Terry also deals with the codes of honor, which she establishes as relying on promise when she quotes Mervyn James: “the importance of ‘promise’ was that this gave the essence of honor, will and intention” (qtd. in Terry 1071). This intention stems from “an internalized concept of what it means to be an honorable man…honor was becoming, by the seventeenth century, a matter of conscience; honorable men needed to seek, in every situation, to behave in such a way to please both their state and their God” (1071). Terry seems to be saying that the old concept of honor was that, if a man gave his word, he had to do what he said he was going to do. This makes sense when one considers Hamlet’s determination to kill Claudius when it seems obvious that revenge is not his normal inclination. Hamlet’s honor being insulted, he immediately vows to revenge his father, just as the Ghost requests, saying: “Haste me to know’t, that I, with wings as swift / As meditation or the thoughts of love, / May sweep to my revenge” (1.5.29-31).

At first glance Hamlet seems to trusts the Ghosts report (1.5.109-111), but Hamlet is far from swift to revenge. Moore notes that “as Elizabethan audiences knew, the testimony of the Ghost may derive from a demon bent on Hamlet's damnation” (503), but does that even matter once Hamlet has given his vow? It seems that Hamlet is bound by the code of honor now; he cannot merely change his mind, no matter how long he grapples with his conscience. Wilson observes of Hamlet: “his inactivity, his inability to perform that on which his mind is set, that which he wills, corresponds with the emotional state in which he seems drained of blood, devoid of all desire save the desire of death, and even unable to accomplish that” (226), seems to be a clear symptom of “melancholy,” something that sounds suspiciously like depression. For most of the play, Hamlet is still paralyzed by the sorrow that his father’s death has brought him, and grapples not with revenge or honor, but with melancholy and death.

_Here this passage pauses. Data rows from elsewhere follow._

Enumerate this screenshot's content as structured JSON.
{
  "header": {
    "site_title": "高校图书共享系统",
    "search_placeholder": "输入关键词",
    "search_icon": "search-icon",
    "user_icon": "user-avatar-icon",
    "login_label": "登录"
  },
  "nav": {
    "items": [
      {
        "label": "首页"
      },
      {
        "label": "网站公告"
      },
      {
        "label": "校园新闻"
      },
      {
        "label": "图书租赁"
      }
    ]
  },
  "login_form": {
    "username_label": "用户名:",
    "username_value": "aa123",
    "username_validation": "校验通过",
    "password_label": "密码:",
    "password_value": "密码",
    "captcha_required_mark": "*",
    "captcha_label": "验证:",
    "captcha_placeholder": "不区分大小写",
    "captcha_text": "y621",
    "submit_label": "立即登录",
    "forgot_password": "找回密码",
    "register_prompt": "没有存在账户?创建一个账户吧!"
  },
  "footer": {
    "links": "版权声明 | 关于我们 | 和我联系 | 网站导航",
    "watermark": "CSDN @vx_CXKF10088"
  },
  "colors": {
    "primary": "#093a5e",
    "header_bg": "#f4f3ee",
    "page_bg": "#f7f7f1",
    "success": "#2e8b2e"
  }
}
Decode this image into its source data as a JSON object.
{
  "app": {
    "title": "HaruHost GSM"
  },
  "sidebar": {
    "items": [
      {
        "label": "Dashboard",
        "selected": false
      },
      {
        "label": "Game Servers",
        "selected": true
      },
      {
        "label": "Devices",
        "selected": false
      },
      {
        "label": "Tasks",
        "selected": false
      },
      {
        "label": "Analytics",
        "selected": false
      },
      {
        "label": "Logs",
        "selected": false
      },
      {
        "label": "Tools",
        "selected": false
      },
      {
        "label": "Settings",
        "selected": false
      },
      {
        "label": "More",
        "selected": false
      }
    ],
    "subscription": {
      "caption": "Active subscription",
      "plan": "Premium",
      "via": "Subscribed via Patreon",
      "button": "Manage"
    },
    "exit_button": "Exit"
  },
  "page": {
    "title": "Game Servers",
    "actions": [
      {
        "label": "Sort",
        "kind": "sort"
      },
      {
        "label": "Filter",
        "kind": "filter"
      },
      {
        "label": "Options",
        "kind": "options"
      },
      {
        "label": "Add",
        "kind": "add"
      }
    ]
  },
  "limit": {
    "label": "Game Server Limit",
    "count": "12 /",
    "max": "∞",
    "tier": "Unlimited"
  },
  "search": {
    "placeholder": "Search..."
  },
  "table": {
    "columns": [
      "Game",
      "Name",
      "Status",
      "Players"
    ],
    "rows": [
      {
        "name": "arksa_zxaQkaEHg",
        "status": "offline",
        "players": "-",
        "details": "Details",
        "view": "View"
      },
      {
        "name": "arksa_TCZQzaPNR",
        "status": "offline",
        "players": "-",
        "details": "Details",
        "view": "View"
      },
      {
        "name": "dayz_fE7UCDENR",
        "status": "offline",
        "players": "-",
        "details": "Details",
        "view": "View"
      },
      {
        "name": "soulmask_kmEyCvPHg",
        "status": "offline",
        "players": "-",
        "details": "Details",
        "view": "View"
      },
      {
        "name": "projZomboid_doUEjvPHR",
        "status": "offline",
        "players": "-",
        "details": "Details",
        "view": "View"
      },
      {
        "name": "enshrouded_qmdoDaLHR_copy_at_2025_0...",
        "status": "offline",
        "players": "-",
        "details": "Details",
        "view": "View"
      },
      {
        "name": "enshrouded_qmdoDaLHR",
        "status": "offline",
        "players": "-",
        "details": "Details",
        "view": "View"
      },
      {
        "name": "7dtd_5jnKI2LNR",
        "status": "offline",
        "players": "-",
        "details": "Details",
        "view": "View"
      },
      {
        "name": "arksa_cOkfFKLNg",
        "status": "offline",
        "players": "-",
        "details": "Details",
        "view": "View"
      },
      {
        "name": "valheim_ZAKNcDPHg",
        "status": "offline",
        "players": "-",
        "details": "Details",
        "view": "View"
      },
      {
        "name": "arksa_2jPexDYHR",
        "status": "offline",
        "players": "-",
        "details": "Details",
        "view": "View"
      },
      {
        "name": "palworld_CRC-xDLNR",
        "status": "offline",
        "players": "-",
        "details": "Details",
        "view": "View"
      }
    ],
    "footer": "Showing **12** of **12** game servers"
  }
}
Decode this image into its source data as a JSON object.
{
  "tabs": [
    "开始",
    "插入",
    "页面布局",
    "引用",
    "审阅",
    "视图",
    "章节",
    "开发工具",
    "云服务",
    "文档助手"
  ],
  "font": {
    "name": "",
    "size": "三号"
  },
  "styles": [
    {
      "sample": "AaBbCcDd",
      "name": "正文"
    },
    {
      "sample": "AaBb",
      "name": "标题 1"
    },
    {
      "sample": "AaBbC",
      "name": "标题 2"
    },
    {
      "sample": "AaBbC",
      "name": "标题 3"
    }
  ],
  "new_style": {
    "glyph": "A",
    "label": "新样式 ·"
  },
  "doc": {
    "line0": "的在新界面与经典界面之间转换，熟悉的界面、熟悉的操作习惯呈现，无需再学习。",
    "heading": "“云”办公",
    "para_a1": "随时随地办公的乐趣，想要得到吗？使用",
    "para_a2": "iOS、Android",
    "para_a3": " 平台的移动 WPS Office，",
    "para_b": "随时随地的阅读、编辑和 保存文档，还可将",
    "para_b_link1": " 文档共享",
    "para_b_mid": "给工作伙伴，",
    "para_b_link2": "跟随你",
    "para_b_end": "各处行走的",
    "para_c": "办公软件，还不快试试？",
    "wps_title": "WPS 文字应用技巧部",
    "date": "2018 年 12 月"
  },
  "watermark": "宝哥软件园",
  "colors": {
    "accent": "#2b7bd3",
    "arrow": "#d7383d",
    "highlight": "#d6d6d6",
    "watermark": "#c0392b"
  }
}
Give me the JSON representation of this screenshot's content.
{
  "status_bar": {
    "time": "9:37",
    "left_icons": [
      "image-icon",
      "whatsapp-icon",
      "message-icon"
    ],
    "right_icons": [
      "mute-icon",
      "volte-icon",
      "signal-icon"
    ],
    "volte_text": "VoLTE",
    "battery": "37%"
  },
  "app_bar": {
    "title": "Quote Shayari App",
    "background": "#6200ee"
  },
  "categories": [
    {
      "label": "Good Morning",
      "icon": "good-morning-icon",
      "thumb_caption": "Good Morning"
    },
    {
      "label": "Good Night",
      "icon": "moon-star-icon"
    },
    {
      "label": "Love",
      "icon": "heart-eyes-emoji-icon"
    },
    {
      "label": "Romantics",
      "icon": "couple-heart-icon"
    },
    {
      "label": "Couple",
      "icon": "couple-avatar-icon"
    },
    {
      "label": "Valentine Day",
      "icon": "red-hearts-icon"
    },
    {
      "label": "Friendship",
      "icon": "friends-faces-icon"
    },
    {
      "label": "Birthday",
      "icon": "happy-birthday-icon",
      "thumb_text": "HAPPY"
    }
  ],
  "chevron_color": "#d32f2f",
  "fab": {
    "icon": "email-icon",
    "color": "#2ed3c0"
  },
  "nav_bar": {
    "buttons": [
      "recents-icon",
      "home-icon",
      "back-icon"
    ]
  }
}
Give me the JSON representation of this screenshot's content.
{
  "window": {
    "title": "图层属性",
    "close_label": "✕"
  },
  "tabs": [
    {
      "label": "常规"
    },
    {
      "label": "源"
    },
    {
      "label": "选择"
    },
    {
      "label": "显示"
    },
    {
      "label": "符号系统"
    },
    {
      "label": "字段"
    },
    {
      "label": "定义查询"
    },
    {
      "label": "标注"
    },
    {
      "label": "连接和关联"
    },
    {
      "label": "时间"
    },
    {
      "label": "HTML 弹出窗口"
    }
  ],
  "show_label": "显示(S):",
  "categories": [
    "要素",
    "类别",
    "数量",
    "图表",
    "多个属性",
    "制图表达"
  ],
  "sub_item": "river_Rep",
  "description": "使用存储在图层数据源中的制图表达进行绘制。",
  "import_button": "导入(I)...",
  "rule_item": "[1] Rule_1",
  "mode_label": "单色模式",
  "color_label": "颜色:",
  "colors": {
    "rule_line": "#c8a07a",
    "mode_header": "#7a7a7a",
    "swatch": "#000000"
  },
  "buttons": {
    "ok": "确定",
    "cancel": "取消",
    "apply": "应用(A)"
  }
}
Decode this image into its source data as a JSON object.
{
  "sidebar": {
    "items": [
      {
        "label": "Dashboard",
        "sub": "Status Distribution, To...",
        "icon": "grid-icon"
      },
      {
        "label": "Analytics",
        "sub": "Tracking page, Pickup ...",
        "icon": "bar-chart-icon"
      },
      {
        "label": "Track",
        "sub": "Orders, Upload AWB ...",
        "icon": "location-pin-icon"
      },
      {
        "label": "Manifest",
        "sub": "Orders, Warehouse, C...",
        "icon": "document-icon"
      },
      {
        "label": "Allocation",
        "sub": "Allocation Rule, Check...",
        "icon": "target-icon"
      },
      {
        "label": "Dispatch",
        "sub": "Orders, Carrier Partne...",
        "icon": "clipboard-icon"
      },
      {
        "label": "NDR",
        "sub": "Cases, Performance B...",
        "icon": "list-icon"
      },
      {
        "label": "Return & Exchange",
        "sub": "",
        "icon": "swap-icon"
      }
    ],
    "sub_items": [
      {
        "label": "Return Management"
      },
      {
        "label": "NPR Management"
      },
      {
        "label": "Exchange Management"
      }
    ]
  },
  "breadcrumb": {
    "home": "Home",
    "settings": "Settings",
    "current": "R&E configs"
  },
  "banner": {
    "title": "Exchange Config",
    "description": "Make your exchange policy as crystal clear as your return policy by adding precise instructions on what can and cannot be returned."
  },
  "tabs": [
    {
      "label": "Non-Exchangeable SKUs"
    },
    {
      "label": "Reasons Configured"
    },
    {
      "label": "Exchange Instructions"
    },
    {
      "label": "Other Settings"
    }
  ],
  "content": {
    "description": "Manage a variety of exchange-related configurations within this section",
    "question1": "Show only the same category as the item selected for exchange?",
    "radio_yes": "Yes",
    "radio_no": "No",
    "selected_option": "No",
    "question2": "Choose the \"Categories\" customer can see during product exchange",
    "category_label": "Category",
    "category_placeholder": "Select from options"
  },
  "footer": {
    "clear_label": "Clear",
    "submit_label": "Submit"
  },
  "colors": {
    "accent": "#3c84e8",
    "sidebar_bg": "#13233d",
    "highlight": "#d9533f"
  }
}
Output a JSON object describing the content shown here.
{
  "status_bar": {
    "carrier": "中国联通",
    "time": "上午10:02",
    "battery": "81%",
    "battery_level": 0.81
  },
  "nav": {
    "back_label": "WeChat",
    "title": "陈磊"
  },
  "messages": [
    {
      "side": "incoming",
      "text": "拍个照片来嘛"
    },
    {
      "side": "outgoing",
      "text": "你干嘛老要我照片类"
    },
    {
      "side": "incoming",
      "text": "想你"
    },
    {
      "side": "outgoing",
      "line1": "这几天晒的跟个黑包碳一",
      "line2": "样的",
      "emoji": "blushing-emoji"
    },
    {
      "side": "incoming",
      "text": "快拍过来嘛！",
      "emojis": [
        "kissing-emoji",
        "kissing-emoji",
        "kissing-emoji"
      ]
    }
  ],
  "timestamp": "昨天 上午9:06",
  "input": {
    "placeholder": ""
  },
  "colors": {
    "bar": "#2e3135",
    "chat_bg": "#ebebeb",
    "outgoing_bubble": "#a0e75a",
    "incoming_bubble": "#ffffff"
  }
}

In the end, little in Hamlet seems clear cut; it’s all a tangled web of misdirection and indecision that comes to a bloody end. Hamlet gets his damnation of Claudius’ soul, but his own actions possibly damn his own soul in the process. Elizabethans probably would have approved of Hamlet’s actions as well as the questions he was asking. The witness’ question ends up being: does the Law still apply now that Jesus’ death and resurrection has perfected it? Not even Christians can agree on that point, so one can only give an imperfect and personal opinion in response. Personally, the stipulation about enmity makes perfect sense, and Hamlet sinned, but whether he is going to heaven or hell… only God could judge.

Works Cited
Broude, Ronald. "Revenge and Revenge Tragedy in Renaissance England." Renaissance Quarterly. 28.1 (Spring 1975): 38-58. JSTOR. Mesa State Col., Grand Junction, CO. 23 Nov. 2008. <http://0-www.jstor.org.www.millennium.marmot.org:80/stable/2860421>
Moore, Peter R. "Hamlet and the Two Witness Rule." Notes and Queries. 44.4 (Dec 1997): 498-503. Literature Online. Mesa State Col., Grand Junction, CO. 23 Nov. 2008. <http://gateway.proquest.com/openurl?ctx_ver=Z39.88-2003&xri:pqil:res_ver=0.2&res_id=xri:lion-us&rft_id=xri:lion:ft:abell:R01264856:0>
Prosser, Eleanor. Hamlet & Revenge. Stanford, CA: Stanford Univ. Press, 1967.
“Revenge.” Dictionary.com Unabridged (v 1.1). Random House, Inc. 09 Dec. 2008. <http://dictionary.reference.com/browse/revenge>
Shakespeare, William. Hamlet. New York, NY: Norton, 1963.
Skulsky, Harold. "Revenge, Honor, and Conscience in Hamlet." PMLA. 85.1 (Jan., 1970): 78-87. JSTOR. Mesa State Col., Grand Junction, CO. 12 Nov. 2008. <http://0-www.jstor.org.www.millennium.marmot.org/stable/1261433>
Terry, Reta A. "'Vows to the Blackest Devil:' Hamlet and the Evolving Code of Honor in Early Modern England." Renaissance Quarterly. 52.4 (Winter 1999): 1070-1086. JSTOR. Mesa State Col., Grand Junction, CO. 23 Nov. 2008. <http://0-www.jstor.org.www.millennium.marmot.org:80/stable/2901836>
Wilson, John Dover. What Happens in Hamlet. London: Cambridge Univ. Press, 1962.